Michèle Savini
1
Elle attendait
le bon moment.
Il revenait toujours à ses émotions, ces mêmes images ; il
jouait, et en même temps, qui se jouait de lui ?
C’était bien comme ça qu’elle voyait les choses : il cherchait
à soumettre l’autre sexe… Se rendait-il compte qu’il était lui-même
le premier à se laisser dominer par sa perversion ?
Elle se disait qu’elle pourrait entrer facilement dans son jeu.
Elle ne tenterait rien qui puisse la faire apparaître comme autre
chose qu’une proie.
Tandis qu’elle continuait à ficeler son scénario, le téléphone
sonna, à l’heure dite, à la seconde près :
« Tu vas couler de l’eau dans la baignoire, de l’eau froide,
très froide. Tu t’enveloppes de soie rouge, tu te couches dans ce
bain glacé et tu m’attends. Tu as bien compris ? J’arrive dans
quinze minutes. »
Puis, en lui-même, il continua : « Je vais t’arracher à
toi-même et t’entraîner par le fonds. »
2
Corps immergé,
masse inerte sur l’émail noir, elle s’était endormie, le bras
gauche par dessus bord, la main (f)roide ; l’annulaire avait
bleui, gonflé autour d’un anneau d’argent martelé. Un coup sec et
précis aurait suffi à briser la phalange.

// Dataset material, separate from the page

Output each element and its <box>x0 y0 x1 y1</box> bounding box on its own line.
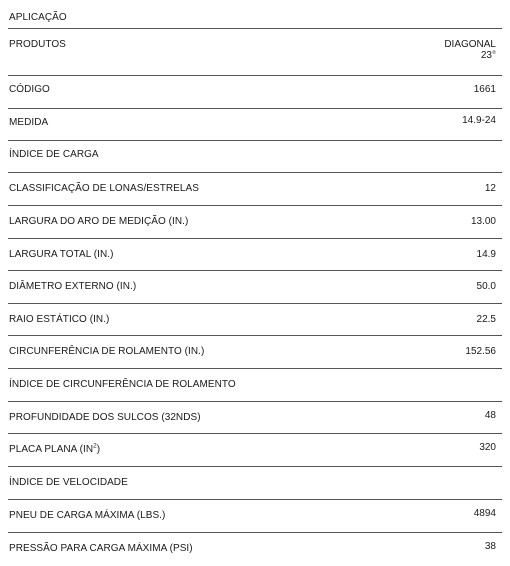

L’air de la petite salle d’eau, sans fenêtre, commençait à sentir
le métal rouillé, une odeur de linge humide. La température avait
baissé, celle de l’eau aussi. Elle était captive dans ce bain,
telle une créature frappée d’un sortilège, attirée au fond d’un
gouffre marin par des strangulos avides de sang.
Qu’attendait-il ? Que son corps lacé de soie ait absorbé tout
ce liquide ?
Il aimait se promener dans les salles de chirurgie vétérinaire et
les relents de charogne prisonnière de boîtes éventées, à ciel
ouvert dans les poubelles.
Le tissu commençait à déteindre et des filets sanguinolents
couraient sur les cuisses et les bras de ce corps évanoui; les
veines battaient au ralenti sous la carnation blême. Une odeur de
chair pourrie, corrompue, lui montait à la tête, l’assaillait par
tous ses orifices. Cela lui rappelait ces bassins remplis d’acide,
dans lesquels plongeaient quelques batraciens, dans l’attente d’une
probable dissection.
3
Il pénétra dans la salle de bains, n’alluma pas la lumière. Il
voulait, avant de la réveiller, la voir sombrer dans cette eau
vieille, noire, pas régénérée depuis une éternité, voir ses cheveux
coagulées sur sa nuque, ses lèvres mordant le miroir glacial.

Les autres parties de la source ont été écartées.